Глубочайшая истина расцветает только из глубочайшей любви, и отсюда происходит гармония взглядов старшего Проповедника на горе, который выступал против аристократии Иерусалима, и тех позднейших проповедников с горы, которые с вершины Конвента в Париже проповедовали трехцветное евангелие, согласно которому не только форма государства, но и вся общественная жизнь должна быть не залатана, а создана заново, основана заново; да, рождена заново.
Я говорю о Французской революции, той эпохе мира, в которой учения о свободе и равенстве так триумфально поднялись из тех всеобщих источников знания, которые мы называем разумом и которые, как непрекращающееся откровение, повторяющееся в каждой человеческой голове и основывающее особую отрасль знания, должны быть гораздо предпочтительнее того переданного откровения, которое становится известным лишь немногим избранным и в которое толпа может только верить.
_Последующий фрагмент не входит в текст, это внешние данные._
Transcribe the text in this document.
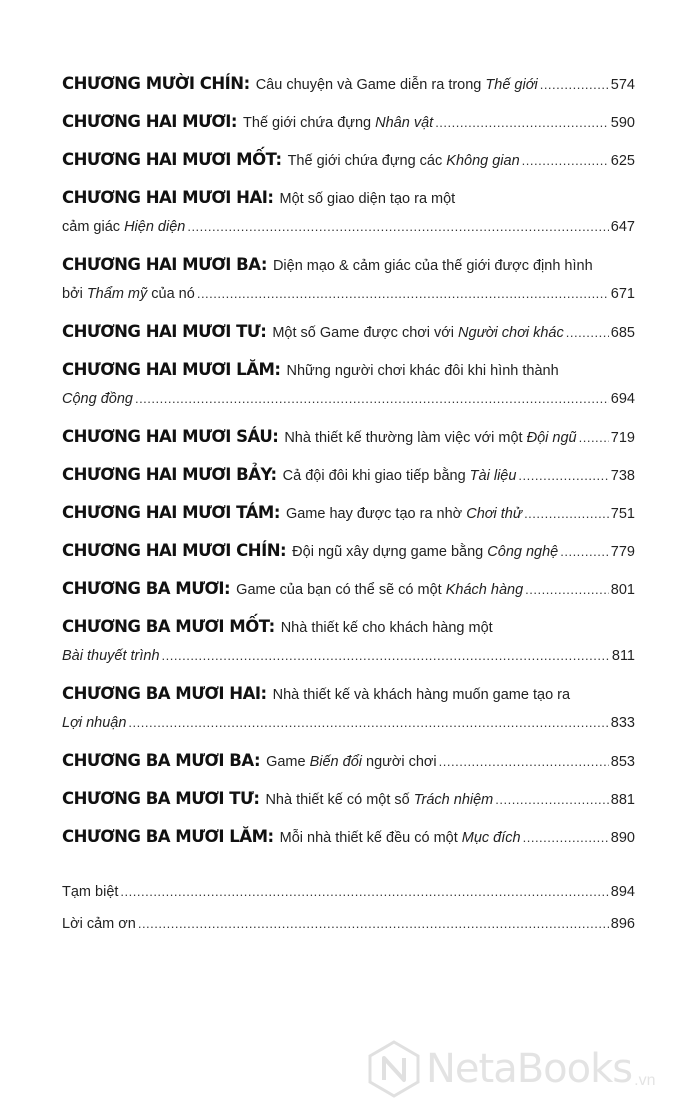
CHƯƠNG MƯỜI CHÍN: Câu chuyện và Game diễn ra trong Thế giới .....	574
CHƯƠNG HAI MƯƠI: Thế giới chứa đựng Nhân vật .....	590
CHƯƠNG HAI MƯƠI MỐT: Thế giới chứa đựng các Không gian .....	625
CHƯƠNG HAI MƯƠI HAI: Một số giao diện tạo ra một
cảm giác Hiện diện .....	647
CHƯƠNG HAI MƯƠI BA: Diện mạo & cảm giác của thế giới được định hình
bởi Thẩm mỹ của nó .....	671
CHƯƠNG HAI MƯƠI TƯ: Một số Game được chơi với Người chơi khác .....	685
CHƯƠNG HAI MƯƠI LĂM: Những người chơi khác đôi khi hình thành
Cộng đồng .....	694
CHƯƠNG HAI MƯƠI SÁU: Nhà thiết kế thường làm việc với một Đội ngũ ..... 719
CHƯƠNG HAI MƯƠI BẢY: Cả đội đôi khi giao tiếp bằng Tài liệu .....	738
CHƯƠNG HAI MƯƠI TÁM: Game hay được tạo ra nhờ Chơi thử .....	751
CHƯƠNG HAI MƯƠI CHÍN: Đội ngũ xây dựng game bằng Công nghệ .....	779
CHƯƠNG BA MƯƠI: Game của bạn có thể sẽ có một Khách hàng .....	801
CHƯƠNG BA MƯƠI MỐT: Nhà thiết kế cho khách hàng một
Bài thuyết trình .....	811
CHƯƠNG BA MƯƠI HAI: Nhà thiết kế và khách hàng muốn game tạo ra
Lợi nhuận .....	833
CHƯƠNG BA MƯƠI BA: Game Biến đổi người chơi .....	853
CHƯƠNG BA MƯƠI TƯ: Nhà thiết kế có một số Trách nhiệm .....	881
CHƯƠNG BA MƯƠI LĂM: Mỗi nhà thiết kế đều có một Mục đích .....	890
Tạm biệt .....	894
Lời cảm ơn .....	896
NetaBooks .vn
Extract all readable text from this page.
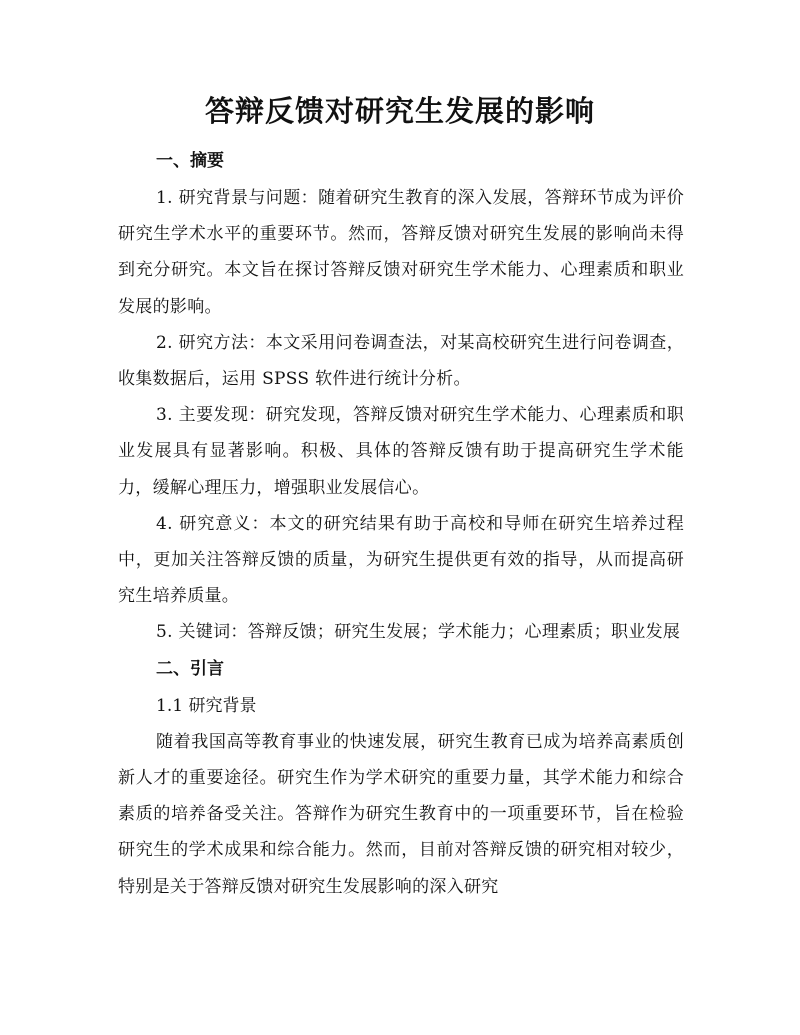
答辩反馈对研究生发展的影响

一、摘要

1. 研究背景与问题：随着研究生教育的深入发展，答辩环节成为评价研究生学术水平的重要环节。然而，答辩反馈对研究生发展的影响尚未得到充分研究。本文旨在探讨答辩反馈对研究生学术能力、心理素质和职业发展的影响。

2. 研究方法：本文采用问卷调查法，对某高校研究生进行问卷调查，收集数据后，运用 SPSS 软件进行统计分析。

3. 主要发现：研究发现，答辩反馈对研究生学术能力、心理素质和职业发展具有显著影响。积极、具体的答辩反馈有助于提高研究生学术能力，缓解心理压力，增强职业发展信心。

4. 研究意义：本文的研究结果有助于高校和导师在研究生培养过程中，更加关注答辩反馈的质量，为研究生提供更有效的指导，从而提高研究生培养质量。

5. 关键词：答辩反馈；研究生发展；学术能力；心理素质；职业发展

二、引言

1.1 研究背景

随着我国高等教育事业的快速发展，研究生教育已成为培养高素质创新人才的重要途径。研究生作为学术研究的重要力量，其学术能力和综合素质的培养备受关注。答辩作为研究生教育中的一项重要环节，旨在检验研究生的学术成果和综合能力。然而，目前对答辩反馈的研究相对较少，特别是关于答辩反馈对研究生发展影响的深入研究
Привилегированная аристократия, кастовая система с их особыми правами никогда не были способны бороться с этим последним видом откровения (которое само по себе носит аристократический характер) так уверенно и надежно, как это делает сейчас разум, демократичный по своей природе. История революции — это военная история этой борьбы, в которой мы все принимали большее или меньшее участие; это смертельная схватка с египтизмом.
Хотя мечи врагов с каждым днем тупеют и хотя мы уже завоевали лучшие позиции, мы все же не можем запеть песнь победы, пока работа не завершена. Мы можем только ночью, когда наступает перемирие, выйти с фонарем на поле смерти, чтобы похоронить мертвых. Мало пользы от короткой заупокойной службы! Клевета, гнусное наглое привидение, сидит на благороднейших могилах.
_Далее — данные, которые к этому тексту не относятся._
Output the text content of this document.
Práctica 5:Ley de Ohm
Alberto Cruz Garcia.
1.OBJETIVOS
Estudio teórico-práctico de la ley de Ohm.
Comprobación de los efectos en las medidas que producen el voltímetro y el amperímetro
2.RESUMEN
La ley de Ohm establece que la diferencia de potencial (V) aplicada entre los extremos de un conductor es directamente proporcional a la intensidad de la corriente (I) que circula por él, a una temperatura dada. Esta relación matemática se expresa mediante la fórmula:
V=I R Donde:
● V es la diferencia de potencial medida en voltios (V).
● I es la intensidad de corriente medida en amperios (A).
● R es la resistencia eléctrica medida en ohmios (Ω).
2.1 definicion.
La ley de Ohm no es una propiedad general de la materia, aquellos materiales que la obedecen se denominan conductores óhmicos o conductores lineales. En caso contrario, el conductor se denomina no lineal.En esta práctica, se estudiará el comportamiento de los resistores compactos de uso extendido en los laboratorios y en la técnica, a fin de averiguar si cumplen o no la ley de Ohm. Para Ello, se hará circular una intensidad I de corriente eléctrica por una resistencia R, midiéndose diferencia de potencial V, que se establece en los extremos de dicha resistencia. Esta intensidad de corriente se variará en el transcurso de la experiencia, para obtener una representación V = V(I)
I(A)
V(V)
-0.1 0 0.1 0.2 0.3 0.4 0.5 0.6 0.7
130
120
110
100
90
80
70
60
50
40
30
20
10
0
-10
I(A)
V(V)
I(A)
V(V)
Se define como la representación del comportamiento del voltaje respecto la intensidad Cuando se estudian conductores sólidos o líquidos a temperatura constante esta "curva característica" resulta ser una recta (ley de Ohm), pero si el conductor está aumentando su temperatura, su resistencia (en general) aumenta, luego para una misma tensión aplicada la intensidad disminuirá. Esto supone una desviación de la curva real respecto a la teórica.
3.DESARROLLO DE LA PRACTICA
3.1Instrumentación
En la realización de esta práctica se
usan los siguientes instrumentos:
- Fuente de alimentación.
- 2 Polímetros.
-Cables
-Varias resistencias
О, если бы битва шла только с теми наследственными врагами истины, которые так предательски отравляют доброе имя своих врагов и которые даже унизили того первого Проповедника на горе, чистейшего героя свободы; ибо, поскольку они больше не могли отрицать, что он был величайшим из людей, они сделали из него наименьшего из богов. Тот, кто сражается со священниками, должен быть готов к тому, что его бедное доброе имя будет разорвано и осквернено самыми позорными ложью и самыми язвительными клеветами. Но так как те знамена, которые наиболее изорваны пулями или почернели от порохового дыма, почитаются выше, чем самые белые и целые рекрутские знамена, и так как они в конце концов помещаются как национальные реликвии в соборах, так и в будущем имена наших героев, чем больше они будут разорваны и почернены, тем более восторженно будут почитаться в святой Женевьеве Свободы.